On the 27th of February, 1918, the court granted a divorce to' the parties to this action, and awarded the two minor children to the maternal grandparents during the school year, and to the paternal grandparents during the school vacation, and ordered *337that the plaintiff pay into court for the maternal grandparents $25 a month, except during the school vacation, and until he was drafted into the United States Army, and if he were so drafted, then during the time of his service the amount should he $15 per month. On May 16, 1921, the plaintiff was cited into court to show reason why he had not made the payments as provided in the original decree, and after a hearing the court found that he was in default in the sum of $425, and ordered that he pay that amount into court for the maternal grandparents. On September 20, 1921, an order was made modifying the original decree with reference to the custody of the minor children, by placing them with the paternal grandparents until the further order of the court.
Subsequent to all of the foregoing, the plaintiff was cited to show cause why he should not be punished for contempt for failure to pay the balance due from him under the original decree, to wit: $425, and on September 18, 1923, the court made an order to the effect that the plaintiff had wilfully neglected and failed to pay such money, and was in contempt of court, and that such $425 should be paid within a designated time. It is from this last order that the plaintiff has appealed.
It would appear that he raises two points; first, that the court was without jurisdiction to make the order appealed from; and secondly, that that order was unjust and not supported by the testimony. On the first point the argument seems to be that the original decree whereby appellant was required to make the payments mentioned, has been superseded by the supplemental decree. This position is wrong. The supplemental affected the original decree only with reference to the custody of the minor children. It did not in anywise *338affect the original decree in so far as it required the appellant to make the payments mentioned. The order appealed from is based on the original decree and concerned moneys which the appellant was there required to pay.
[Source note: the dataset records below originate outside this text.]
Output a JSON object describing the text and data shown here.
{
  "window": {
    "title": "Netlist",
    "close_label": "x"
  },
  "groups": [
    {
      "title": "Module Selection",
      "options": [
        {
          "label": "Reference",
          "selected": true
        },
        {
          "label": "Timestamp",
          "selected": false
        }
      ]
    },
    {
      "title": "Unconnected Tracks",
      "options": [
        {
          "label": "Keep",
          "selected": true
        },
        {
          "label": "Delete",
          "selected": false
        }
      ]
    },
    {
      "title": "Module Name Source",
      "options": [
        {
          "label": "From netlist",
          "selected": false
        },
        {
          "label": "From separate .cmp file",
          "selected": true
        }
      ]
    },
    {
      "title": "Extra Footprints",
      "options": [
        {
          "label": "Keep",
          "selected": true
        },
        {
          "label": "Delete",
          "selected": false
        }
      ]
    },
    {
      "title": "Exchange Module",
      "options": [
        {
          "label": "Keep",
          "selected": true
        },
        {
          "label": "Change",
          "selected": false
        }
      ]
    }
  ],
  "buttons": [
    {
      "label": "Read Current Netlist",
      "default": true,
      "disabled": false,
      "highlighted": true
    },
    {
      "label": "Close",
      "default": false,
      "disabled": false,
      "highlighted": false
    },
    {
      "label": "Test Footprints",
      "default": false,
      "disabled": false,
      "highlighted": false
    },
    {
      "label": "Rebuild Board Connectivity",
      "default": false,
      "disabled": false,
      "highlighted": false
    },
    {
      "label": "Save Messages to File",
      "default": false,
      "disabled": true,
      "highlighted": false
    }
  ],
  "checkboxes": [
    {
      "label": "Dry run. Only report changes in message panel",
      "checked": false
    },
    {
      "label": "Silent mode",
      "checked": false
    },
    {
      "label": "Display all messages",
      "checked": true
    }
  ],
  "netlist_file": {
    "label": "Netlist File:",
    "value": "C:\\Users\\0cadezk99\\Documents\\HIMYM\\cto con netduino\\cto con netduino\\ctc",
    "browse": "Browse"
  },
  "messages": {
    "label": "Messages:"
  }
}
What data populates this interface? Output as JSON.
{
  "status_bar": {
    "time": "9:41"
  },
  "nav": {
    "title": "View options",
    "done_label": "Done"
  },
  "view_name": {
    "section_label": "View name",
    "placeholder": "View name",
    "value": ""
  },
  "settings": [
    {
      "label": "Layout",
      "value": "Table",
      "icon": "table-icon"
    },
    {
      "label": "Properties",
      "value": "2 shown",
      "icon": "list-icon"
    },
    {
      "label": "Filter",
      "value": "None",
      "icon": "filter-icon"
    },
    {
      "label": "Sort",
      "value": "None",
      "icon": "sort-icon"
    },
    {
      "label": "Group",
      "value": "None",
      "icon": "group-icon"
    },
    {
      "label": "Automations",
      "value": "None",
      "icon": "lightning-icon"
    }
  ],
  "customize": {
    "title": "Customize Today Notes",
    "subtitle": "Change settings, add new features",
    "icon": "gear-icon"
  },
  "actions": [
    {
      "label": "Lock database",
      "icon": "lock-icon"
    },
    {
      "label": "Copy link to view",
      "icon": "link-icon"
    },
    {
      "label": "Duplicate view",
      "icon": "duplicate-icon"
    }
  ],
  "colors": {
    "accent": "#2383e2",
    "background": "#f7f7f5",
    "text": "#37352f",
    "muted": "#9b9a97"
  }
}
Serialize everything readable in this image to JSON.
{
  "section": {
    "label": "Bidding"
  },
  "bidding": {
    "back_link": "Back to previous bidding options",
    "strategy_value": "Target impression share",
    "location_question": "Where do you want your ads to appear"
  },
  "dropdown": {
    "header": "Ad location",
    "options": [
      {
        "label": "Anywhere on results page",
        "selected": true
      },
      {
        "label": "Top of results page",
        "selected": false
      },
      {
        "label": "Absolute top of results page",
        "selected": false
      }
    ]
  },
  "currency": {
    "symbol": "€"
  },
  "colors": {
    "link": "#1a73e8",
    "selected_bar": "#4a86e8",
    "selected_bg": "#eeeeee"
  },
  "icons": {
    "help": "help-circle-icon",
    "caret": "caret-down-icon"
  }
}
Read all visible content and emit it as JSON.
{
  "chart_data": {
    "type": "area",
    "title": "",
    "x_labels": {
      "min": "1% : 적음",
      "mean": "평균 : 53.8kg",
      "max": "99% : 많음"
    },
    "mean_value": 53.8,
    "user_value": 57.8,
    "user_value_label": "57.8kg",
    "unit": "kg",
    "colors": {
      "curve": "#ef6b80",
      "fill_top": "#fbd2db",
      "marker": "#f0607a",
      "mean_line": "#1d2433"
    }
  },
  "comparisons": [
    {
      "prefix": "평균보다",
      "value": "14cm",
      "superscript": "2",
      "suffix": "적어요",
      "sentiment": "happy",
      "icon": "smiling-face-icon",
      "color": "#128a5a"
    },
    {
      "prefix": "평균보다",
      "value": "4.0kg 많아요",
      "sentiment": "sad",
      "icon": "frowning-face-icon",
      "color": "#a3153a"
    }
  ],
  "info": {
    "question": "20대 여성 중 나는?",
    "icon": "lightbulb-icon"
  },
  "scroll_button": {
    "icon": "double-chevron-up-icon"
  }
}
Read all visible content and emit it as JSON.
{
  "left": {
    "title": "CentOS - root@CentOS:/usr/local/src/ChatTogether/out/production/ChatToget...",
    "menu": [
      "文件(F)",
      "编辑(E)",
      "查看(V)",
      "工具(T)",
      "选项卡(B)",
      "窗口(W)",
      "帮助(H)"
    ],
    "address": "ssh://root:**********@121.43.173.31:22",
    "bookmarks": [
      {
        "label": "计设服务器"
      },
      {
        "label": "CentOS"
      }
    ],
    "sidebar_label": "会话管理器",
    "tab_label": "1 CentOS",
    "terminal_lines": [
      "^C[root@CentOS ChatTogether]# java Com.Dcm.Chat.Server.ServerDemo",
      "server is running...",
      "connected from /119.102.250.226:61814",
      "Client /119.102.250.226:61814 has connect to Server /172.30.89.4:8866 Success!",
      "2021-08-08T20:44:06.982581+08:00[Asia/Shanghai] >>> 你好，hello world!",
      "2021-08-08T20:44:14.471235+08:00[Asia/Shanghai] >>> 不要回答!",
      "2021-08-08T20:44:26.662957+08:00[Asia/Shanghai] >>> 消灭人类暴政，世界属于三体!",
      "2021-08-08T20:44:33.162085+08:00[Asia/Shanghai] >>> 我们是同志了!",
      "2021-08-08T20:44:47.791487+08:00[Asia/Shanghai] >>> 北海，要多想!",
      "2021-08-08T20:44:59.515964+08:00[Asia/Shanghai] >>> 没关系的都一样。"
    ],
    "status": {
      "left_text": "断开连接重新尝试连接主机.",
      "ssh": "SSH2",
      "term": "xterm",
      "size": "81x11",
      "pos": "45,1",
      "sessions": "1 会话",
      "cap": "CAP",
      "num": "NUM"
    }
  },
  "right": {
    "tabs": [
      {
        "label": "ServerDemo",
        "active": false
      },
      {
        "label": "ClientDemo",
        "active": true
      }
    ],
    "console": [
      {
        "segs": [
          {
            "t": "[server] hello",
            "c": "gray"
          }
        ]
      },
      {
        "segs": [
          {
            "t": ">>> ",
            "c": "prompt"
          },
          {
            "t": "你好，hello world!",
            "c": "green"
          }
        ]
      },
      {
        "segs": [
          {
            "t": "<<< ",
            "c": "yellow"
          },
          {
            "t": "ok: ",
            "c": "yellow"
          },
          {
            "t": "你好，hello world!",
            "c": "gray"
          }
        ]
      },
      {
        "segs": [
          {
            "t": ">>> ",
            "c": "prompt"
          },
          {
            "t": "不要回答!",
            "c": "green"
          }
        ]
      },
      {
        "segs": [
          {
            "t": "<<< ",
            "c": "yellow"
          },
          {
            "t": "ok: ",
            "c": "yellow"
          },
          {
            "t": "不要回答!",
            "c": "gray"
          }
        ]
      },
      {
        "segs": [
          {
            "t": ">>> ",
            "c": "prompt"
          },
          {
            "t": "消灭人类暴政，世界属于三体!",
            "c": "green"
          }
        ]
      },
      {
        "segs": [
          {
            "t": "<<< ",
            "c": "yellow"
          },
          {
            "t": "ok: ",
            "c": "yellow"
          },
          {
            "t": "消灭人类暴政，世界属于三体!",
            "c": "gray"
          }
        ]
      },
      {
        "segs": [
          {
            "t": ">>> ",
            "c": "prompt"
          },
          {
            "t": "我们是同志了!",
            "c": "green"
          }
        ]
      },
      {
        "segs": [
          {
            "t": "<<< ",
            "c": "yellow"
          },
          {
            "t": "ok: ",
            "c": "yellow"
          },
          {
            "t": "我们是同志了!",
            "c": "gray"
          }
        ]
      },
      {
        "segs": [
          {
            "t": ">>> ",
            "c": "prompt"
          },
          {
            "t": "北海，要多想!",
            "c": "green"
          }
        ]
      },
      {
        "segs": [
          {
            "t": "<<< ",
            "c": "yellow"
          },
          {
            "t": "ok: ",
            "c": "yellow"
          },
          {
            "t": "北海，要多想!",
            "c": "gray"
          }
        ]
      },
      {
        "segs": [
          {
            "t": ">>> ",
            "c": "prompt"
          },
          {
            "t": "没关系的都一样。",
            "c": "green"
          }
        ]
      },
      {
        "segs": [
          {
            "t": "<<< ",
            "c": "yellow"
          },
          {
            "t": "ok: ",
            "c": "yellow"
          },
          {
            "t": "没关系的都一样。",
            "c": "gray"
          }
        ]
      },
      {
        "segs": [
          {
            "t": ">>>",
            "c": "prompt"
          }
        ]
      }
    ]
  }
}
Nor can we say that the judgment appealed from is unjust and contrary to the evidence. The trial court had all of these parties before it on a number of occasions, and was necessarily better acquainted with them and their surrounding circumstances and conditions than we possibly can be, and under these circumstances the testimony would have to be very clear indeed against the conclusion reached by the trial court before we would interfere with that conclusion.
The judgment is affirmed.
Mitchell, Fullerton, Holcomb, and Pemberton, JJ., concur.